Daguerrotype (2016, Kiyoshi Kurosawa)

Better than Creepy, this is K.K. in arthouse French festival mode.

Stéphane (Olivier Gourmet of all the Dardenne movies) is an eccentric whose giant glass plate photographs are only still in demand by a few connoisseurs, so he spends most of his time in the basement photographing his daughter Marie (Constance Rousseau of Simon Killer) in uncomfortable poses for increasingly long exposures, trying to capture the ineffable. He hires Jean (Tahar Rahim, main dude in A Prophet) as a new assistant, which may have been a bad move – don’t hire someone who’s gonna covertly call an auction house to appraise all your belongings.

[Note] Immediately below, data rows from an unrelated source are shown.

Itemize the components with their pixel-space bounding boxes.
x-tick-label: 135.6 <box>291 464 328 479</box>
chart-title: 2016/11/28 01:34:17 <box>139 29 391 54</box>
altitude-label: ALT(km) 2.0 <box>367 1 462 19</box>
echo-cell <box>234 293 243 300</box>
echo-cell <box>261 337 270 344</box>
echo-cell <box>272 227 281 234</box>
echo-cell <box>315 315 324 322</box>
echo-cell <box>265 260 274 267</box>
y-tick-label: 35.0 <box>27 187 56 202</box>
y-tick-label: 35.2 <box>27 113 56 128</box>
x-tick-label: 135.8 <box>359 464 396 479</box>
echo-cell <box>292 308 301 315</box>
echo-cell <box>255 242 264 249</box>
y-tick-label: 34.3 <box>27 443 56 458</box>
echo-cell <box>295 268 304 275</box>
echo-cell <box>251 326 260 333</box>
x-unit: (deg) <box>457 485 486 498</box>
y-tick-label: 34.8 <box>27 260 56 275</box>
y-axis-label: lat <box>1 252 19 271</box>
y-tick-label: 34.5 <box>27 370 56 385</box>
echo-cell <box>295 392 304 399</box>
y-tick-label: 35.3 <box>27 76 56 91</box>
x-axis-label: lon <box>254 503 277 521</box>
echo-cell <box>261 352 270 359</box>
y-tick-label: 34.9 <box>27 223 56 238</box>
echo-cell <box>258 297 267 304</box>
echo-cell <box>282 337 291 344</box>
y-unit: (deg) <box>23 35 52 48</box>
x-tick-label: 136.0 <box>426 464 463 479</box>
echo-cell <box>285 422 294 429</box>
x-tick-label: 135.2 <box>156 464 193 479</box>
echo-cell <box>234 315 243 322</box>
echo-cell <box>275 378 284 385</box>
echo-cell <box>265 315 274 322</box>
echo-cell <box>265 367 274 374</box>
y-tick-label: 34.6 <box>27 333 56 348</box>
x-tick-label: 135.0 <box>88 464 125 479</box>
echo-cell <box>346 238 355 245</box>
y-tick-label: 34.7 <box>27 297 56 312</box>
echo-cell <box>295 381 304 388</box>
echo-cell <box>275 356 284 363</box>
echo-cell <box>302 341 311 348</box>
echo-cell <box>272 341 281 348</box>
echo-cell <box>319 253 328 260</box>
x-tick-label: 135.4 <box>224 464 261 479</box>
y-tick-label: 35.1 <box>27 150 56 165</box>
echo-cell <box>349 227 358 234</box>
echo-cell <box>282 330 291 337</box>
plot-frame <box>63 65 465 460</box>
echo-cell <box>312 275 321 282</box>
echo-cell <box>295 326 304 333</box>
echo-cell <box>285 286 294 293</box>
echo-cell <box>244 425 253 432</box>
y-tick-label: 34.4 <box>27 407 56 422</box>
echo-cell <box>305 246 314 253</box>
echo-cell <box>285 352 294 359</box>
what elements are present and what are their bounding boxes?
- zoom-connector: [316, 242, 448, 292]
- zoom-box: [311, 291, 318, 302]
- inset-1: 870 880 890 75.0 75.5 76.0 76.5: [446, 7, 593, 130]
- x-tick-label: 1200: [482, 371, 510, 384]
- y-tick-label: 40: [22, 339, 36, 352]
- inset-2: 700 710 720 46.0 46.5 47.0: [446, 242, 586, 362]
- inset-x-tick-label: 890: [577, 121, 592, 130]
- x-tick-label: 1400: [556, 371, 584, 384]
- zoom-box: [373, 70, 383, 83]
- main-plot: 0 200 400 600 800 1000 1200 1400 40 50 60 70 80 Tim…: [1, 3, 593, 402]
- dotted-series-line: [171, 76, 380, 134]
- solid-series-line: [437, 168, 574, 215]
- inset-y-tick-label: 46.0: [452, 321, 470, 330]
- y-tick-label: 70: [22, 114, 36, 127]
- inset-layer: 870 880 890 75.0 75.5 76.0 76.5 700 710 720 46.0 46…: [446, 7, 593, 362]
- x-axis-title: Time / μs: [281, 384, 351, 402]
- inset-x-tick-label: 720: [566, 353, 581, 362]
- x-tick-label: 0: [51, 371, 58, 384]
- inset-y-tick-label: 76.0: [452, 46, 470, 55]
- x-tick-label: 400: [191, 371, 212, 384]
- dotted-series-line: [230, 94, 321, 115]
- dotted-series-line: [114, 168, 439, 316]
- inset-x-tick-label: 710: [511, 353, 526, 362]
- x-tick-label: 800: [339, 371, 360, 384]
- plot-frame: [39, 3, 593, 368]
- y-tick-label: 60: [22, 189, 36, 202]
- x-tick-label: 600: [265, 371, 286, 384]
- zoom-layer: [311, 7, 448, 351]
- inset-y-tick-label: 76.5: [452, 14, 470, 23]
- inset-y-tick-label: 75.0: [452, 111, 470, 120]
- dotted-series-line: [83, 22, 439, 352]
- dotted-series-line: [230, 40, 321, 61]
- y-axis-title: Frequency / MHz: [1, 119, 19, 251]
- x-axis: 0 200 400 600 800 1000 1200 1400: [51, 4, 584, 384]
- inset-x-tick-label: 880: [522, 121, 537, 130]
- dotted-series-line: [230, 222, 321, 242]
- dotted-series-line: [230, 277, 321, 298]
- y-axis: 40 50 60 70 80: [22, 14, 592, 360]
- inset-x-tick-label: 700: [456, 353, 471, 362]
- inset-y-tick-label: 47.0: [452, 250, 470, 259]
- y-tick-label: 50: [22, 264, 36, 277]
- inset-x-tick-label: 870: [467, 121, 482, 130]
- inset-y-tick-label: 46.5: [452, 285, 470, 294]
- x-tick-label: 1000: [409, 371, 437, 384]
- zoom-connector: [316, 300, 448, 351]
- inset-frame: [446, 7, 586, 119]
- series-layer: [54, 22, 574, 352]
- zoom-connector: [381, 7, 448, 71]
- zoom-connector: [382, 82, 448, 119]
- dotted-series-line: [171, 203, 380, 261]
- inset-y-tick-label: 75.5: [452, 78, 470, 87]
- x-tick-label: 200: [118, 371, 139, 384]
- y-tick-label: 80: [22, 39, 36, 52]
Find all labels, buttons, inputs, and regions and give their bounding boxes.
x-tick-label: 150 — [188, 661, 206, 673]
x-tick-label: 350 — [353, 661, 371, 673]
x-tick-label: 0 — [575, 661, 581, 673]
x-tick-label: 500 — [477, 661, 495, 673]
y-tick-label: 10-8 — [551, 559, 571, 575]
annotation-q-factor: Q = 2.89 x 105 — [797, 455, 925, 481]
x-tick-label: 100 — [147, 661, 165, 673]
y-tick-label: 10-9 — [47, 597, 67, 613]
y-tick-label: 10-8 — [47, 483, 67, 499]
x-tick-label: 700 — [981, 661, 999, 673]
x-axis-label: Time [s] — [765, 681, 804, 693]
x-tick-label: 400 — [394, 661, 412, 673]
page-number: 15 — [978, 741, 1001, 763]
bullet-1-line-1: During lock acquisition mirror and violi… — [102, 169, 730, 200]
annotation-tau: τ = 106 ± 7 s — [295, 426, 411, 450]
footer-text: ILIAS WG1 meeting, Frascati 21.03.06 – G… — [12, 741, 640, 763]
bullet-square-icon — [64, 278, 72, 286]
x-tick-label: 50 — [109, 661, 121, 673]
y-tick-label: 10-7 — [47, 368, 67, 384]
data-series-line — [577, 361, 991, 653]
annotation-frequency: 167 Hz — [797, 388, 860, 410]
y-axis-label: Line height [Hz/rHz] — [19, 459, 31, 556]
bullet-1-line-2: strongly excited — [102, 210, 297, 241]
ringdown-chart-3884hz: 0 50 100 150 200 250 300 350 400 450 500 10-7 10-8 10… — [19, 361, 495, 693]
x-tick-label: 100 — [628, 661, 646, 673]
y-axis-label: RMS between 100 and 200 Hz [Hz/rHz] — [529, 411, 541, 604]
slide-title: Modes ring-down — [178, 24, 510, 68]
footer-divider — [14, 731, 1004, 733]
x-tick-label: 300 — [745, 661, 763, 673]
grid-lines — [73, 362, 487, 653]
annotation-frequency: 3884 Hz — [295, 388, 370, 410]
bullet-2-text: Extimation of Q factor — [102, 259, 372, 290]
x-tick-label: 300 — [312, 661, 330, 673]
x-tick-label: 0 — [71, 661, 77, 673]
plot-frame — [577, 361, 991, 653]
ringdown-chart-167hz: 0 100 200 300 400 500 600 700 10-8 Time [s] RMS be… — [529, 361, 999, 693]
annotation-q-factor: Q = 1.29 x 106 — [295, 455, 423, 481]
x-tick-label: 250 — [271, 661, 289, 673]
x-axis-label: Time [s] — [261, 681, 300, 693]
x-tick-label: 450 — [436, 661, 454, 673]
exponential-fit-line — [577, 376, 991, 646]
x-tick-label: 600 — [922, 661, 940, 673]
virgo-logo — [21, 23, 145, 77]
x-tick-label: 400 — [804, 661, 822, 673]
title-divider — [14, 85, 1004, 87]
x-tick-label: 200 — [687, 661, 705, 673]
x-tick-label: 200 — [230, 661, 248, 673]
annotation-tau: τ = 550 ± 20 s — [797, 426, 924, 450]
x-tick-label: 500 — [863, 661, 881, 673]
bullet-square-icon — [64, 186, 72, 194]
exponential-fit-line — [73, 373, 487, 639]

For the most part, the film follows Jean as he falls for Marie, who wants to move away from the lonely basement photo sessions and start her own life working at a botanical garden. Jean is a bit of a scam artist, and helps her out by scheming to coerce her dad into selling his estate, for which Jean will get a commission that they can live on together. But the schemes don’t totally make sense, and time goes by and things get weird. It’s not a tight Chabrolian thriller, but something more diffuse. Eventually Marie appears to have died in two separate incidents (a stairs tumble, a car crash), but she still appears real to Jean, and Stéphane’s long-dead wife reappears as a Pulse-referencing slow-motion spirit.

Originally titled Le secret de la chambre noire, I watched this right after Creepy. Since Before We Vanish, K.K. has already released its extended semi-remake Foreboding. The others I missed since Tokyo Sonata include Real (Inception-y romance), Seventh Code (an hourlong paranoid thriller), and Penance (a murder-guilt anthology miniseries).